Ah rasanya hati ini tidak rela untuk meninggalkan bapak dan mamak di rumah dan kembali lagi ke perantauan (Yogyakarta) untuk mencari ilmu lagi. Bagaimana tidak,jumat malam sampai dirumah dan minggu paginya harus kembali lagi. Belum puas dirumah? Belum puas berkumpul dengan Bapak dan Mamak? Belum terobati rasa rindu dengan Bapak dan Mamak?Belum, belum dan belum jawabannya. Ya, saya belum puas dirumah, belum puas berkumpul dengan Bapak dan Mamak, dan belum terobati rasa rindu ini dengan Bapak dan Mamak.

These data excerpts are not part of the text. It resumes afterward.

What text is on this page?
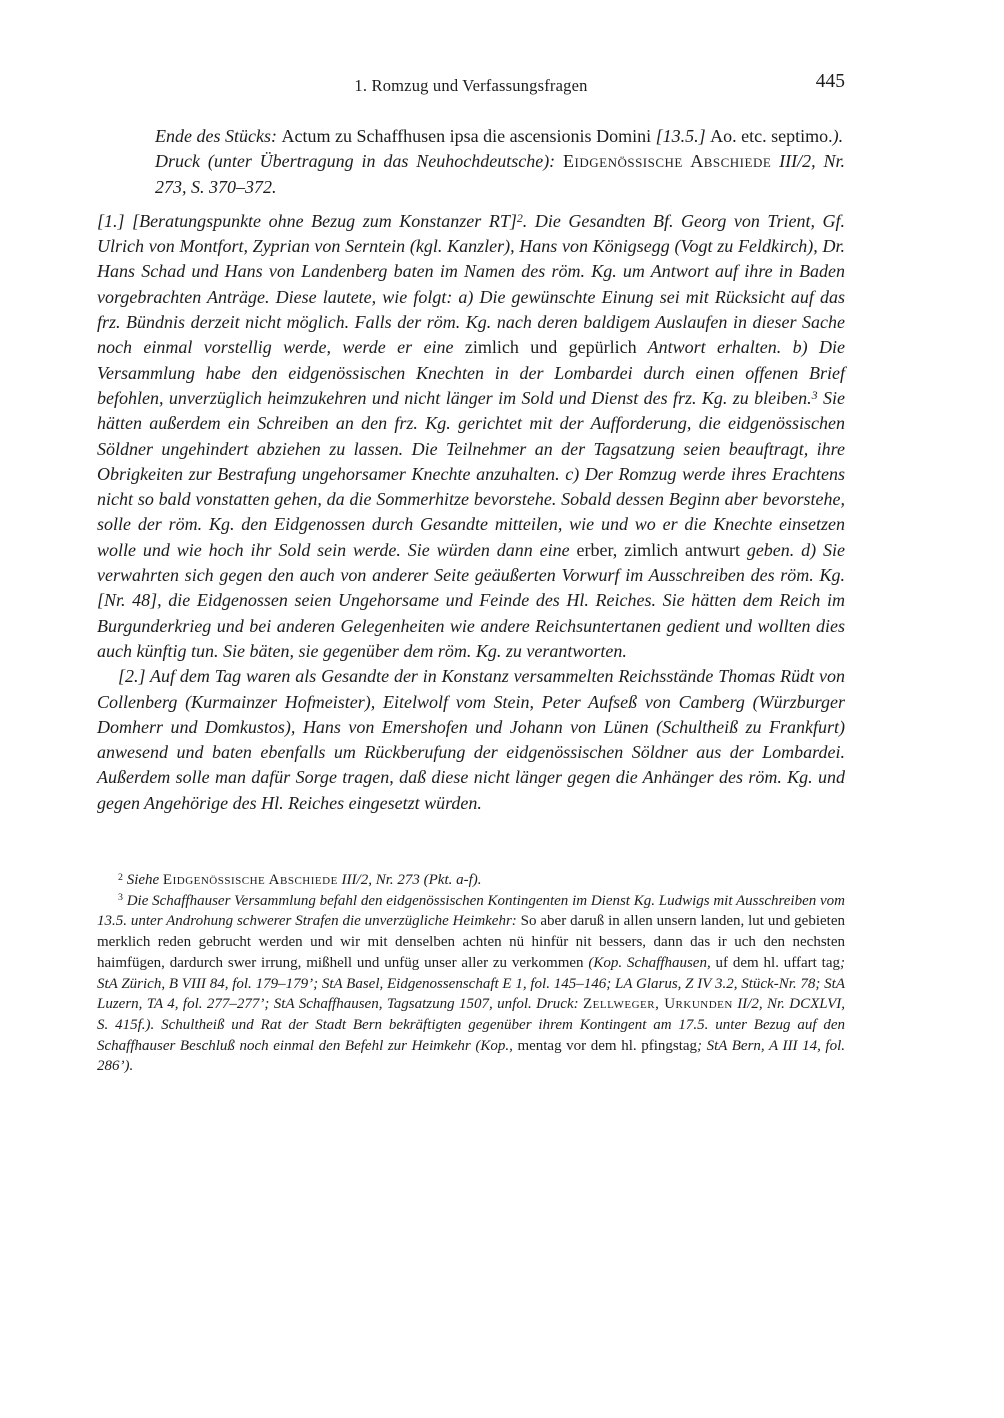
1. Romzug und Verfassungsfragen	445

Ende des Stücks: Actum zu Schaffhusen ipsa die ascensionis Domini [13.5.] Ao. etc. septimo.).

Druck (unter Übertragung in das Neuhochdeutsche): Eidgenössische Abschiede III/2, Nr. 273, S. 370–372.

[1.] [Beratungspunkte ohne Bezug zum Konstanzer RT]$^2$. Die Gesandten Bf. Georg von Trient, Gf. Ulrich von Montfort, Zyprian von Serntein (kgl. Kanzler), Hans von Königsegg (Vogt zu Feldkirch), Dr. Hans Schad und Hans von Landenberg baten im Namen des röm. Kg. um Antwort auf ihre in Baden vorgebrachten Anträge. Diese lautete, wie folgt: a) Die gewünschte Einung sei mit Rücksicht auf das frz. Bündnis derzeit nicht möglich. Falls der röm. Kg. nach deren baldigem Auslaufen in dieser Sache noch einmal vorstellig werde, werde er eine zimlich und gepürlich Antwort erhalten. b) Die Versammlung habe den eidgenössischen Knechten in der Lombardei durch einen offenen Brief befohlen, unverzüglich heimzukehren und nicht länger im Sold und Dienst des frz. Kg. zu bleiben.$^3$ Sie hätten außerdem ein Schreiben an den frz. Kg. gerichtet mit der Aufforderung, die eidgenössischen Söldner ungehindert abziehen zu lassen. Die Teilnehmer an der Tagsatzung seien beauftragt, ihre Obrigkeiten zur Bestrafung ungehorsamer Knechte anzuhalten. c) Der Romzug werde ihres Erachtens nicht so bald vonstatten gehen, da die Sommerhitze bevorstehe. Sobald dessen Beginn aber bevorstehe, solle der röm. Kg. den Eidgenossen durch Gesandte mitteilen, wie und wo er die Knechte einsetzen wolle und wie hoch ihr Sold sein werde. Sie würden dann eine erber, zimlich antwurt geben. d) Sie verwahrten sich gegen den auch von anderer Seite geäußerten Vorwurf im Ausschreiben des röm. Kg. [Nr. 48], die Eidgenossen seien Ungehorsame und Feinde des Hl. Reiches. Sie hätten dem Reich im Burgunderkrieg und bei anderen Gelegenheiten wie andere Reichsuntertanen gedient und wollten dies auch künftig tun. Sie bäten, sie gegenüber dem röm. Kg. zu verantworten.

[2.] Auf dem Tag waren als Gesandte der in Konstanz versammelten Reichsstände Thomas Rüdt von Collenberg (Kurmainzer Hofmeister), Eitelwolf vom Stein, Peter Aufseß von Camberg (Würzburger Domherr und Domkustos), Hans von Emershofen und Johann von Lünen (Schultheiß zu Frankfurt) anwesend und baten ebenfalls um Rückberufung der eidgenössischen Söldner aus der Lombardei. Außerdem solle man dafür Sorge tragen, daß diese nicht länger gegen die Anhänger des röm. Kg. und gegen Angehörige des Hl. Reiches eingesetzt würden.

$^2$ Siehe Eidgenössische Abschiede III/2, Nr. 273 (Pkt. a-f).

$^3$ Die Schaffhauser Versammlung befahl den eidgenössischen Kontingenten im Dienst Kg. Ludwigs mit Ausschreiben vom 13.5. unter Androhung schwerer Strafen die unverzügliche Heimkehr: So aber daruß in allen unsern landen, lut und gebieten merklich reden gebrucht werden und wir mit denselben achten nü hinfür nit bessers, dann das ir uch den nechsten haimfügen, dardurch swer irrung, mißhell und unfüg unser aller zu verkommen (Kop. Schaffhausen, uf dem hl. uffart tag; StA Zürich, B VIII 84, fol. 179–179’; StA Basel, Eidgenossenschaft E 1, fol. 145–146; LA Glarus, Z IV 3.2, Stück-Nr. 78; StA Luzern, TA 4, fol. 277–277’; StA Schaffhausen, Tagsatzung 1507, unfol. Druck: Zellweger, Urkunden II/2, Nr. DCXLVI, S. 415f.). Schultheiß und Rat der Stadt Bern bekräftigten gegenüber ihrem Kontingent am 17.5. unter Bezug auf den Schaffhauser Beschluß noch einmal den Befehl zur Heimkehr (Kop., mentag vor dem hl. pfingstag; StA Bern, A III 14, fol. 286’).
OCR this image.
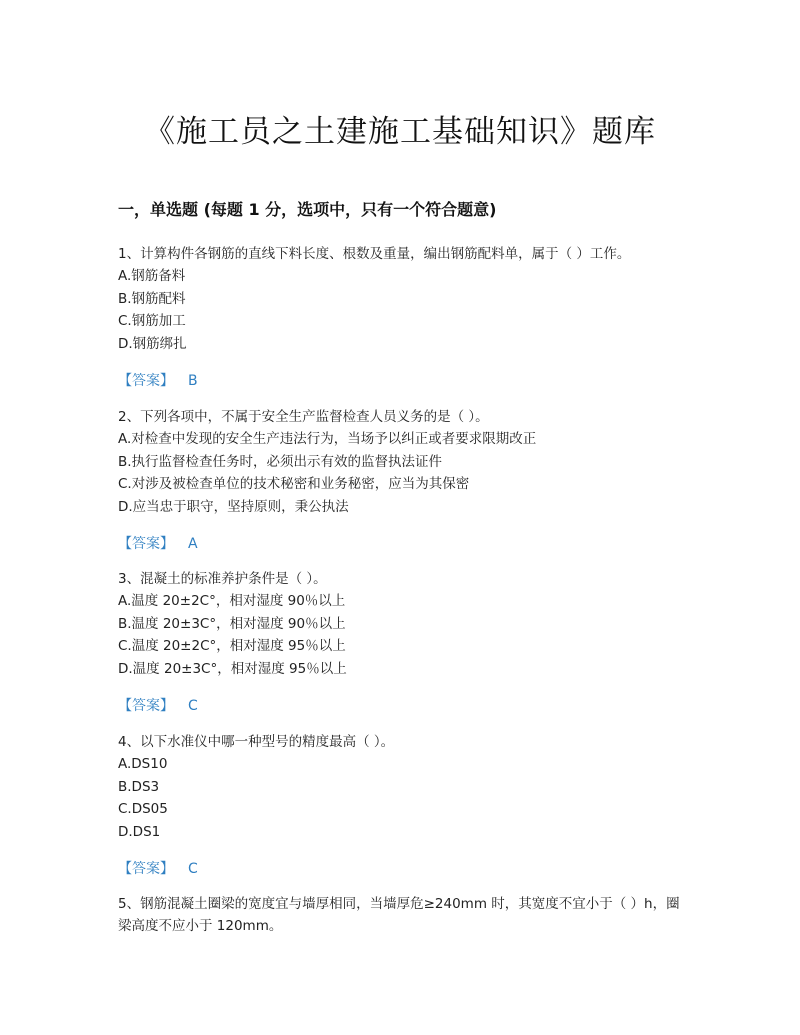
《施工员之土建施工基础知识》题库
一，单选题 (每题 1 分，选项中，只有一个符合题意)
1、计算构件各钢筋的直线下料长度、根数及重量，编出钢筋配料单，属于（ ）工作。
A.钢筋备料
B.钢筋配料
C.钢筋加工
D.钢筋绑扎
【答案】 B
2、下列各项中，不属于安全生产监督检查人员义务的是（ ）。
A.对检查中发现的安全生产违法行为，当场予以纠正或者要求限期改正
B.执行监督检查任务时，必须出示有效的监督执法证件
C.对涉及被检查单位的技术秘密和业务秘密，应当为其保密
D.应当忠于职守，坚持原则，秉公执法
【答案】 A
3、混凝土的标准养护条件是（ ）。
A.温度 20±2C°，相对湿度 90％以上
B.温度 20±3C°，相对湿度 90％以上
C.温度 20±2C°，相对湿度 95％以上
D.温度 20±3C°，相对湿度 95％以上
【答案】 C
4、以下水准仪中哪一种型号的精度最高（ ）。
A.DS10
B.DS3
C.DS05
D.DS1
【答案】 C
5、钢筋混凝土圈梁的宽度宜与墙厚相同，当墙厚危≥240mm 时，其宽度不宜小于（ ）h，圈梁高度不应小于 120mm。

Aku harus kembali, aku harus kembali, dan aku harus kembali ke kota yang dijuluki sebagai kota pelajar itu.

Mungkin kelihatan lebay ya apa yang saya tulis diparagraf pertama. Hehehe….Maafkeun kalau lebay ya ceritanya. Tapi ya adanya memang begitu. Lol..

Tapi ya saya yakin bahwa saya pasti punya waktu untuk kembali ke rumah (selama- lamanya). Kapan? Ya saya belum tahu waktunya kapan. Pokoke enek wektune dhewe.